A relationship with another person in which both parties find joy and comfort when together. There are different levels of friendships, from just acknowledging the friend to the intimate relationship of your spouse. Yes, your spouse is a friend and actually should be your closest friend. Then come the friends who we can be open and candid with. Finally the friends we enjoy hanging out with but simply are not as close to us on an emotional level.
It is strange but true, the way we hurt the ones we love and hold most dear. I don’t really understand that, but it seems that the strangest reactions can occur between the closest of friends. A snide comment or reaction can quickly roar into an emotional fire storm. In those moments we need to be humble and apologize.
We must be careful about the friends with whom we are open and candid. Because these relationships can put us in a vulnerable position, these friends should be the same gender as us.

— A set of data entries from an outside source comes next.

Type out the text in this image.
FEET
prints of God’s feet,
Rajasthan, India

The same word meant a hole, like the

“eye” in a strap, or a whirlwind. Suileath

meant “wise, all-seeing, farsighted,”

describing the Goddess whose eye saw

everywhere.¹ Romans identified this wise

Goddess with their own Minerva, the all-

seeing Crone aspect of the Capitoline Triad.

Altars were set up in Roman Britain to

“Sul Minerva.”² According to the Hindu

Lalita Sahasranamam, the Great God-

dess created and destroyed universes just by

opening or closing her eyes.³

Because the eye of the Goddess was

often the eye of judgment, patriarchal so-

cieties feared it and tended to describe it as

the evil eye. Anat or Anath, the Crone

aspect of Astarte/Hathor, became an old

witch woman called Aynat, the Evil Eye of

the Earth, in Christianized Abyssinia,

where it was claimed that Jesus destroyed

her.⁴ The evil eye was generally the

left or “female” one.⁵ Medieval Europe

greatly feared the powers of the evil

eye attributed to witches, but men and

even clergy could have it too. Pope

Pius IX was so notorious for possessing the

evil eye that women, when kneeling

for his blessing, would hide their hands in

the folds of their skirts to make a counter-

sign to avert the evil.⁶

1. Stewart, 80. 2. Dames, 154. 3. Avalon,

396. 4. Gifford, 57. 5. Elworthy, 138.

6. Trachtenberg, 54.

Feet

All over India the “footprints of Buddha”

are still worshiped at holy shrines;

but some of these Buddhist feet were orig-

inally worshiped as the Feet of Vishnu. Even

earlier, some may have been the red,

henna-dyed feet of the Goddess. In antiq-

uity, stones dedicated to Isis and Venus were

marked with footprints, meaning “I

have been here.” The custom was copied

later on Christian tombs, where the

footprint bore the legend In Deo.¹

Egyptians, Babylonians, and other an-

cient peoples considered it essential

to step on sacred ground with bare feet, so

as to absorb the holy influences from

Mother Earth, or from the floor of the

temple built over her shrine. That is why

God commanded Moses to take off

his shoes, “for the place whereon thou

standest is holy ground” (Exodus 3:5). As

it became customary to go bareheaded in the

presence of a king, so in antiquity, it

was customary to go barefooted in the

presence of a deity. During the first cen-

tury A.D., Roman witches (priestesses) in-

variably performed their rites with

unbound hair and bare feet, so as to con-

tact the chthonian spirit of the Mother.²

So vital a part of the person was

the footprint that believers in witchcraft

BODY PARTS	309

This will aid in protecting us from growing too close emotionally and opening ourselves up to temptation. In this emotional environment both parties can be innocent but can inevitably grow closer at an emotional level and this can lead to physical attraction as well. So it is best to avoid that all together. This level of friendship must also be trustworthy and honest. Constructive criticism at this level should never be taken as an attack but as a supportive expression to aid in our growth.

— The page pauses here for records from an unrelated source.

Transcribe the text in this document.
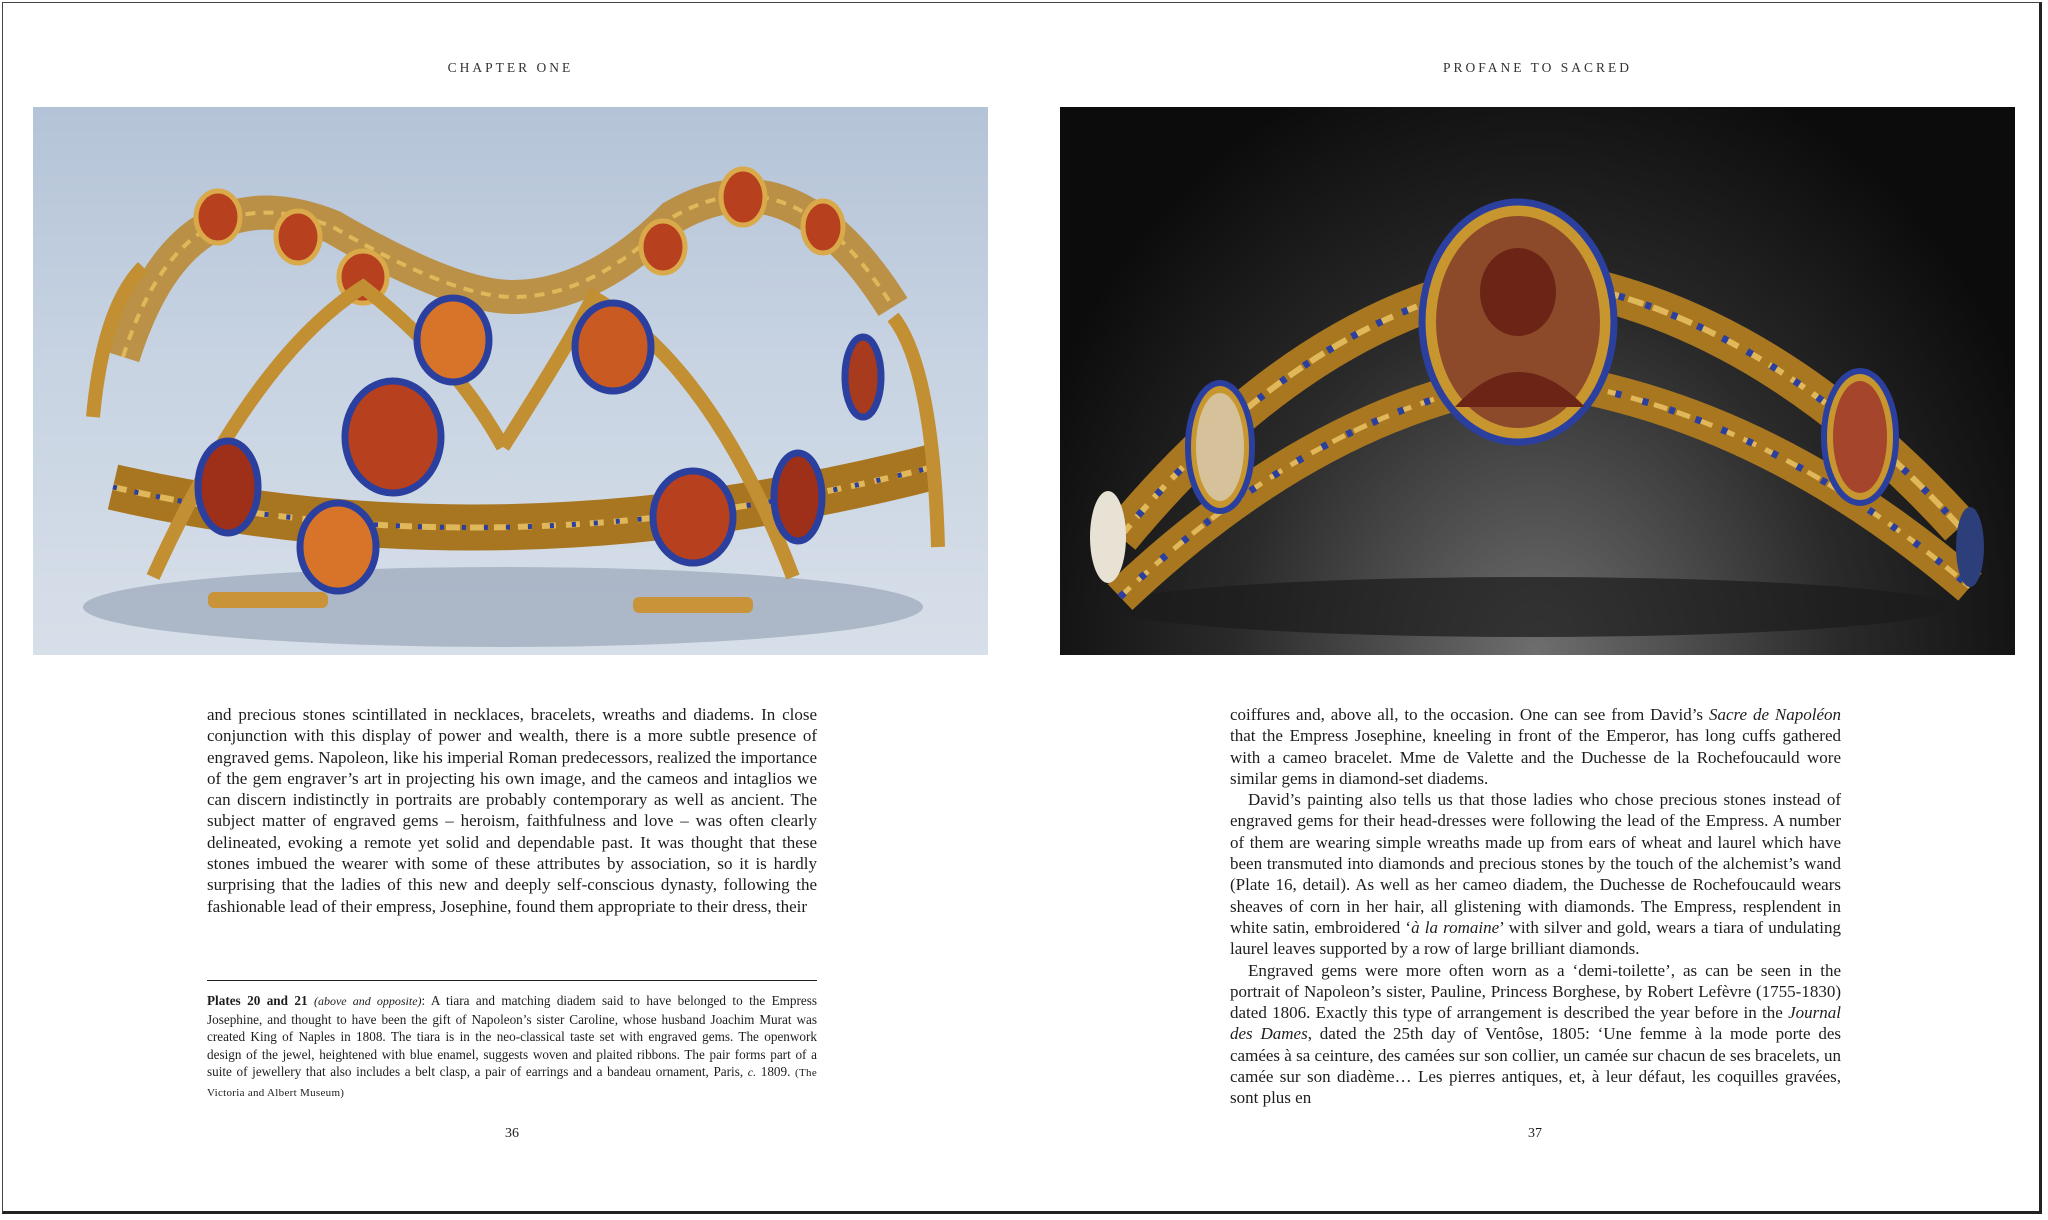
CHAPTER ONE	PROFANE TO SACRED

and precious stones scintillated in necklaces, bracelets, wreaths and diadems. In close conjunction with this display of power and wealth, there is a more subtle presence of engraved gems. Napoleon, like his imperial Roman predecessors, realized the importance of the gem engraver’s art in projecting his own image, and the cameos and intaglios we can discern indistinctly in portraits are probably contemporary as well as ancient. The subject matter of engraved gems – heroism, faithfulness and love – was often clearly delineated, evoking a remote yet solid and dependable past. It was thought that these stones imbued the wearer with some of these attributes by association, so it is hardly surprising that the ladies of this new and deeply self-conscious dynasty, following the fashionable lead of their empress, Josephine, found them appropriate to their dress, their

Plates 20 and 21 (above and opposite): A tiara and matching diadem said to have belonged to the Empress Josephine, and thought to have been the gift of Napoleon’s sister Caroline, whose husband Joachim Murat was created King of Naples in 1808. The tiara is in the neo-classical taste set with engraved gems. The openwork design of the jewel, heightened with blue enamel, suggests woven and plaited ribbons. The pair forms part of a suite of jewellery that also includes a belt clasp, a pair of earrings and a bandeau ornament, Paris, c. 1809. (The Victoria and Albert Museum)

coiffures and, above all, to the occasion. One can see from David’s Sacre de Napoléon that the Empress Josephine, kneeling in front of the Emperor, has long cuffs gathered with a cameo bracelet. Mme de Valette and the Duchesse de la Rochefoucauld wore similar gems in diamond-set diadems.

David’s painting also tells us that those ladies who chose precious stones instead of engraved gems for their head-dresses were following the lead of the Empress. A number of them are wearing simple wreaths made up from ears of wheat and laurel which have been transmuted into diamonds and precious stones by the touch of the alchemist’s wand (Plate 16, detail). As well as her cameo diadem, the Duchesse de Rochefoucauld wears sheaves of corn in her hair, all glistening with diamonds. The Empress, resplendent in white satin, embroidered ‘à la romaine’ with silver and gold, wears a tiara of undulating laurel leaves supported by a row of large brilliant diamonds.

Engraved gems were more often worn as a ‘demi-toilette’, as can be seen in the portrait of Napoleon’s sister, Pauline, Princess Borghese, by Robert Lefèvre (1755-1830) dated 1806. Exactly this type of arrangement is described the year before in the Journal des Dames, dated the 25th day of Ventôse, 1805: ‘Une femme à la mode porte des camées à sa ceinture, des camées sur son collier, un camée sur chacun de ses bracelets, un camée sur son diadème… Les pierres antiques, et, à leur défaut, les coquilles gravées, sont plus en

36	37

Now the group of persons that we enjoy hanging out with, but they would not be considered as close friends… This can be a very large number of persons with different levels of commitment to the relationship. Some of these persons may be close to becoming the accountability level person while others are more at the arms length position. Some of these might also only be enjoyable with certain other friends in the mix.

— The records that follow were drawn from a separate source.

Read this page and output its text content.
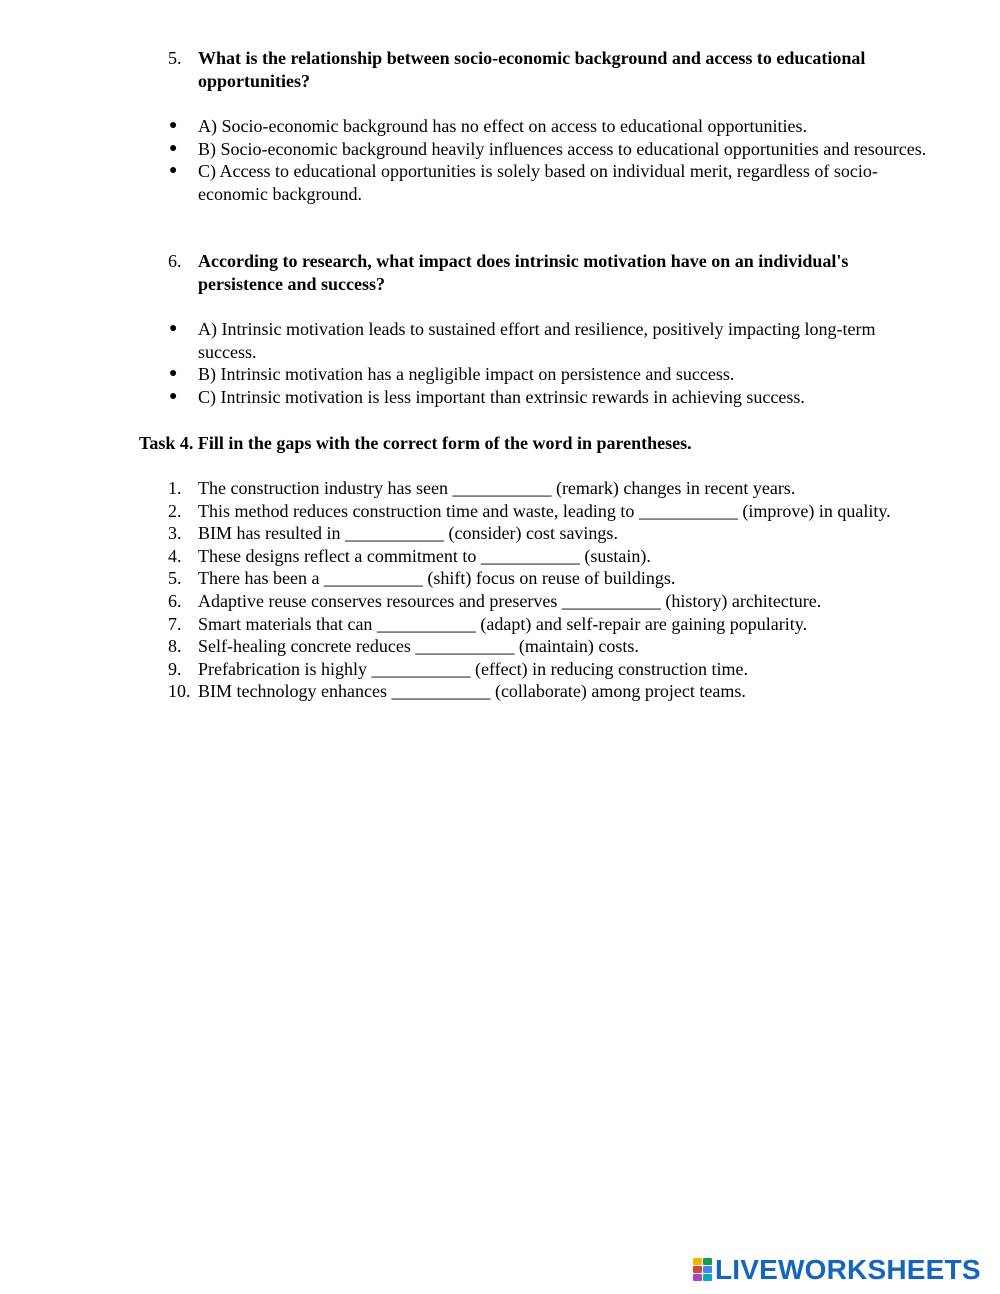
5. What is the relationship between socio-economic background and access to educational opportunities?
● A) Socio-economic background has no effect on access to educational opportunities.
● B) Socio-economic background heavily influences access to educational opportunities and resources.
● C) Access to educational opportunities is solely based on individual merit, regardless of socio-economic background.
6. According to research, what impact does intrinsic motivation have on an individual's persistence and success?
● A) Intrinsic motivation leads to sustained effort and resilience, positively impacting long-term success.
● B) Intrinsic motivation has a negligible impact on persistence and success.
● C) Intrinsic motivation is less important than extrinsic rewards in achieving success.
Task 4. Fill in the gaps with the correct form of the word in parentheses.
1. The construction industry has seen ___________ (remark) changes in recent years.
2. This method reduces construction time and waste, leading to ___________ (improve) in quality.
3. BIM has resulted in ___________ (consider) cost savings.
4. These designs reflect a commitment to ___________ (sustain).
5. There has been a ___________ (shift) focus on reuse of buildings.
6. Adaptive reuse conserves resources and preserves ___________ (history) architecture.
7. Smart materials that can ___________ (adapt) and self-repair are gaining popularity.
8. Self-healing concrete reduces ___________ (maintain) costs.
9. Prefabrication is highly ___________ (effect) in reducing construction time.
10. BIM technology enhances ___________ (collaborate) among project teams.
LIVEWORKSHEETS
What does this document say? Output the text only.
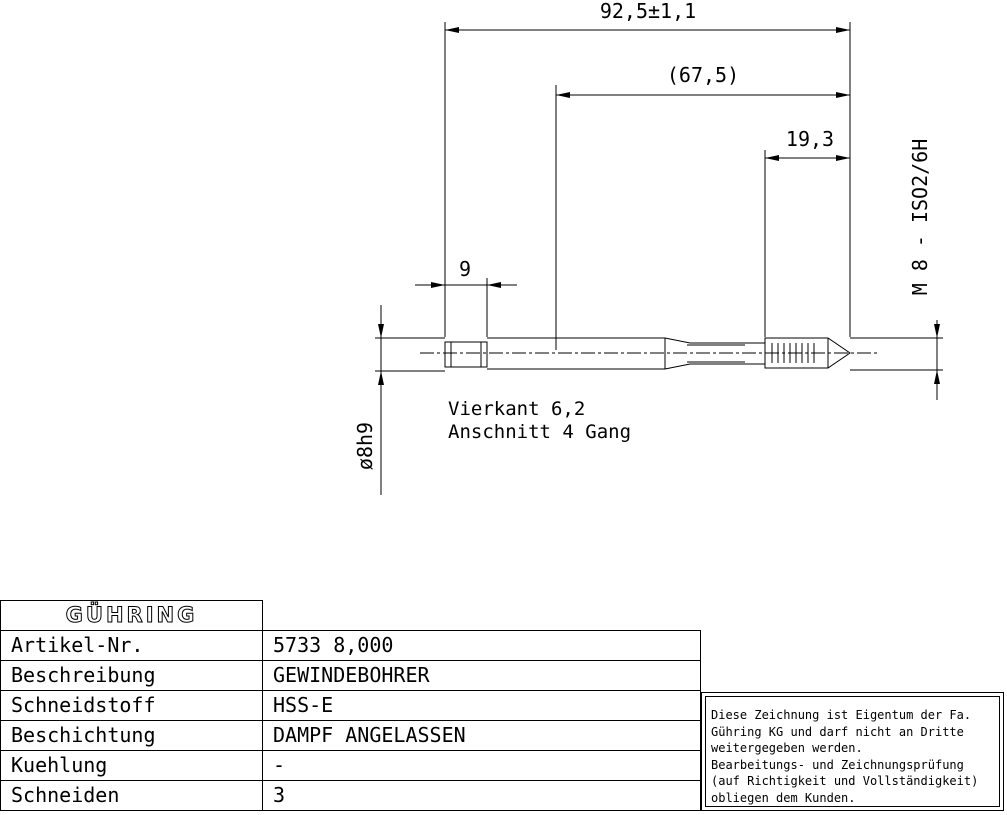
92,5±1,1
(67,5)
19,3
9	M 8 - ISO2/6H
ø8h9
Vierkant 6,2
Anschnitt 4 Gang
GÜHRING	

Artikel-Nr.	5733 8,000
Beschreibung	GEWINDEBOHRER
Schneidstoff	HSS-E
Beschichtung	DAMPF ANGELASSEN
Kuehlung	-
Schneiden	3
Diese Zeichnung ist Eigentum der Fa.
Gühring KG und darf nicht an Dritte
weitergegeben werden.
Bearbeitungs- und Zeichnungsprüfung
(auf Richtigkeit und Vollständigkeit)
obliegen dem Kunden.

Then there are those who are acquaintances. These persons are not really friends and many times they are friends of friends…just on the periphery of beings our friends.
Aren’t we suppose to love everyone the same and be friends with everyone? Yes. But that being said we can look at Christ’s example while on earth. He had twelve recorded disciples (the group of people He travelled and hung out with). Out of this twelve He had a group of there (Peter, James, and John) that we’re His closest friends. These three accompanied Him on the Mount of Transfiguration not all twelve. There were other disciples as well but they must not have been as close as the twelve recorded in scripture.
Let us be humble and thoughtful in our relationships, cultivating them for strength. May we be working with each other to reveal God through our relationships, “So now I am giving you a new commandment: Love each other. Just as I have loved you, you should love each other. Your love for one another will prove to the world that you are my disciples” John 13:34-35 NLT. If we can show the world that we are Christ’s disciples we can, perhaps bring a desire for relationship with God to the world and build the Kingdom of God.